AI is a front for consolidation of resources and power
Language, Translation, and “Babel” Claims
- Some argue LLMs have effectively solved interlingual communication, likening it to lifting the “Tower of Babel” curse.
- Others counter that humans already communicated adequately via English, gestures, and pre-LLM machine translation; they worry about cultural flattening and “everyone talking the same.”
- Heavy disagreement over past vs current translation quality: several say pre-LLM Google Translate was unusable for many languages, others recall it as “good enough.”
- Critics emphasize that true linguistic understanding includes shared culture and worldview, not just semantic transfer; defenders respond that partial understanding is still far better than none.
Bubble, Hype, and Consolidation of Power
- Many see a classic bubble: massive capex into GPUs and datacenters, valuations untethered from proven value, AI interfaces bolted onto everything.
- The article’s thesis — AI as a front for land, energy, and water capture — resonates with some, who fear “energy cities” giving private firms quasi-state power and reshaping energy policy.
- Others call this overblown: it’s just capitalism and standard capex, no special conspiracy beyond usual resource extraction; the same utilities still own most infrastructure.
- Several note bubbles can still leave behind useful infrastructure (like dot‑com fiber) even if many firms die.
What AI Is Actually Good At (So Far)
- Strong consensus that LLMs are most useful for small, well-bounded tasks: code completion, boilerplate, configs, test generation, bug hints, summarizing docs, bulk text edits.
- Many developers report personal productivity boosts (often 5–4× in narrow tasks), but say this hasn’t clearly translated into higher-value outputs or better products.
- Others report the opposite: AI-generated code full of subtle bugs, overengineering, poor abstractions, and worsening junior learning; “vibe-coded” PRs increase review and cleanup work.
- Several argue AI is far weaker at high-level design, large-scale refactors, and writing good documentation or specs; syntax is not the real bottleneck.
Jobs, AGI/ASI, and Long-Term Trajectories
- Fear that SWE is being “automated away,” with LLMs used first to increase offshoring or reduce headcount.

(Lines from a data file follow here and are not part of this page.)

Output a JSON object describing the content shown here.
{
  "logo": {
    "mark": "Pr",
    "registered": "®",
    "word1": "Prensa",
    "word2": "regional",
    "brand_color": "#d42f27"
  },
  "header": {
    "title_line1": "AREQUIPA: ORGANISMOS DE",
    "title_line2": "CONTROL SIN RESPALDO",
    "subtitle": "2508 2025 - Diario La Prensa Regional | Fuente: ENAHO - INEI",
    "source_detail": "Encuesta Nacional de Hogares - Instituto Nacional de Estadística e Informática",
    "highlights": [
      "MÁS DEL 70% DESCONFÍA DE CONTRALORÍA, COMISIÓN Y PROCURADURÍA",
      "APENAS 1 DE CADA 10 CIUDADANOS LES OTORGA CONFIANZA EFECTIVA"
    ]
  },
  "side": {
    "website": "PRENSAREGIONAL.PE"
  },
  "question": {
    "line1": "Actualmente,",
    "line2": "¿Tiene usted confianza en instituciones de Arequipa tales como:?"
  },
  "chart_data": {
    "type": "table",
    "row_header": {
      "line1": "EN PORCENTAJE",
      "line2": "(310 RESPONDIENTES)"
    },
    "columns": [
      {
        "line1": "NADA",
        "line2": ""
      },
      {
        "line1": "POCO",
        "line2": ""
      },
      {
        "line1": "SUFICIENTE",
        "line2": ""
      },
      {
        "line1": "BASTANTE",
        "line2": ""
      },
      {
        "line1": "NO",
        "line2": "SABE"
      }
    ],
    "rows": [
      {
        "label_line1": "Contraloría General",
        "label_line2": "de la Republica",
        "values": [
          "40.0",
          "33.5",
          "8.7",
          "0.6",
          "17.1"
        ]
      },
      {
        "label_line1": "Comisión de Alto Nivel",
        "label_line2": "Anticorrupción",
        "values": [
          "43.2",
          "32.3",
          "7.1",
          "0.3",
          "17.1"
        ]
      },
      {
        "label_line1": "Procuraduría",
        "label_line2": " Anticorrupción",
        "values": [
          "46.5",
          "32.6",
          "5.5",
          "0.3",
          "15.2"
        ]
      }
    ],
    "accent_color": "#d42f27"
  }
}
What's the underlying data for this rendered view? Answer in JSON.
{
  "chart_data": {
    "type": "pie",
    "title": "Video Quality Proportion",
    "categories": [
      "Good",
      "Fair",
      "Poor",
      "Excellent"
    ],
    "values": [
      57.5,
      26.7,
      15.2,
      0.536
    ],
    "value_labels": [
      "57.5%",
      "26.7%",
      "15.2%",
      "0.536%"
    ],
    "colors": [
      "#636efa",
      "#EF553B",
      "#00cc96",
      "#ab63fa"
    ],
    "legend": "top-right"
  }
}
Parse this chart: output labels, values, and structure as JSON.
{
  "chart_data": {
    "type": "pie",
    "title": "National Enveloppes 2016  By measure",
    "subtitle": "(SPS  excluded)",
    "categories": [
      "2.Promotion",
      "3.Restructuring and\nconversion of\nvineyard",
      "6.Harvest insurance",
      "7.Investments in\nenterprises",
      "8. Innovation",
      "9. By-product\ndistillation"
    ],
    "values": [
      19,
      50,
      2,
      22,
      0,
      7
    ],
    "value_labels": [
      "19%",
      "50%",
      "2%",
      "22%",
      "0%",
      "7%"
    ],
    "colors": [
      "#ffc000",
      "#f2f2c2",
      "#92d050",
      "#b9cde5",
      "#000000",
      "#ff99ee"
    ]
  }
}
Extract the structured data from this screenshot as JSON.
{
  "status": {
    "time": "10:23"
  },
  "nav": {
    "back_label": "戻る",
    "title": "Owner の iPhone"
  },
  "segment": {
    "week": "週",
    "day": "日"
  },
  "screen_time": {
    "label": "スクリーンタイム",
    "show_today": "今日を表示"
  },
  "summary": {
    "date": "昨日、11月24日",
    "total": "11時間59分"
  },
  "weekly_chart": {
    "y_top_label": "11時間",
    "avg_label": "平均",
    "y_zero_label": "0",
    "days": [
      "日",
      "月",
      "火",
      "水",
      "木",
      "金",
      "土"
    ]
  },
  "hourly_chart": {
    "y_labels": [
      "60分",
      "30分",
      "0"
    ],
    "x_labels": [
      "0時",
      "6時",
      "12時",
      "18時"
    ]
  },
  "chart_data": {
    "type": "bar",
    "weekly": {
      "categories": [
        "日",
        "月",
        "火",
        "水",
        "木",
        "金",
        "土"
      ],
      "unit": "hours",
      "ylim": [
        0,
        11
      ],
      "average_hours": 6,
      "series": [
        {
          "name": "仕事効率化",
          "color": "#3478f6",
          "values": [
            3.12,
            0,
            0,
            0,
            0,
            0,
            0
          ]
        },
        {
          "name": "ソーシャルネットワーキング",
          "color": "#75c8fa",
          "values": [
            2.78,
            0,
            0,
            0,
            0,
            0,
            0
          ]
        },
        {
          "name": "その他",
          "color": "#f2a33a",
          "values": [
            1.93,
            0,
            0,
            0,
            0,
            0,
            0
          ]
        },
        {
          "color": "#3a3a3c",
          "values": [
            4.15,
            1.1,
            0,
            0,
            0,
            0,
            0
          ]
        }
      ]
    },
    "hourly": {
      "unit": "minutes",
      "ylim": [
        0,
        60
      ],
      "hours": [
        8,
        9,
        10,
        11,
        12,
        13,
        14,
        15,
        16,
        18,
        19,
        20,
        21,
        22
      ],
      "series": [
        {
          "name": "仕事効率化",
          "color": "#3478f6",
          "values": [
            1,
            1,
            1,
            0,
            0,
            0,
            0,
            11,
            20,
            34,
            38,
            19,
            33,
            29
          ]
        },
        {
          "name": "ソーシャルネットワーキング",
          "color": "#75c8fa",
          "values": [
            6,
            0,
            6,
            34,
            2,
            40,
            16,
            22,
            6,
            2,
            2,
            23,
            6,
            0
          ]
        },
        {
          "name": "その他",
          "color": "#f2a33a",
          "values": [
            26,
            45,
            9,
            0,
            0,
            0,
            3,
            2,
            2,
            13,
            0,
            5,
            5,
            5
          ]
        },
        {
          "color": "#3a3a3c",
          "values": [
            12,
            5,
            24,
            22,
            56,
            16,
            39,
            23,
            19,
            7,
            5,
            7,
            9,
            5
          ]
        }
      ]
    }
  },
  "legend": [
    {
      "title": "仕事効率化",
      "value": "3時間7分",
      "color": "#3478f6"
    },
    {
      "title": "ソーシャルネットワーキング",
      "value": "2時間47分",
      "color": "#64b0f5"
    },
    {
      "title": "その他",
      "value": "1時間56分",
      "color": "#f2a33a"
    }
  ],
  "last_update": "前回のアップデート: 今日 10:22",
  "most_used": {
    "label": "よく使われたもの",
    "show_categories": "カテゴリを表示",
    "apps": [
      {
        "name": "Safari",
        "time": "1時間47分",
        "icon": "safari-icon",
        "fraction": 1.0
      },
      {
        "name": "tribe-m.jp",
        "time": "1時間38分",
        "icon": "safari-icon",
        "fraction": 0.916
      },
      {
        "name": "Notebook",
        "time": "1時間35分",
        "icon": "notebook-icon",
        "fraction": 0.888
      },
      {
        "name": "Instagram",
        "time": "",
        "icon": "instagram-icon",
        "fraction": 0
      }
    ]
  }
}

Others see this as yet another failed “no‑programmer” dream.
- Debate over AGI/ASI: some see continuous scaling plus automated AI R&D leading to hard takeoff; others say the true bottlenecks are compute, capital, and physical limits, not researcher count.
- Philosophical dispute over whether consciousness is purely physical/computational and whether more compute alone could yield it; several call “rainbows → pot of gold” analogies misleading.
Surveillance, Spam, and Post‑Truth
- Strong concern that AI will supercharge surveillance: automated analysis of ubiquitous video and data to track individuals, summarize activities, and enable predictive policing.
- Others note much of this (e.g., ALPR, classical CV) predates LLMs; LLMs mainly make querying and narrativizing such data cheaper.
- Many see current main uses as spam, slop content, and academic cheating, further eroding already fragile “truth” norms. Some call AI “rocket fuel” for a post‑truth world.
Centralization vs Local Models and Social Outcomes
- Several worry AI will deepen inequality: cutting labor costs, weakening worker power, pushing society toward resource oligarchy while public services (education, academia) erode.
- Others point to open and local models as a possible countertrend, distributing capability back to individuals as hardware improves.
- Across the thread, people broadly agree AI is “useful but overhyped”; the sharp divide is whether current trajectories primarily enable broad empowerment or further consolidate power and surveillance.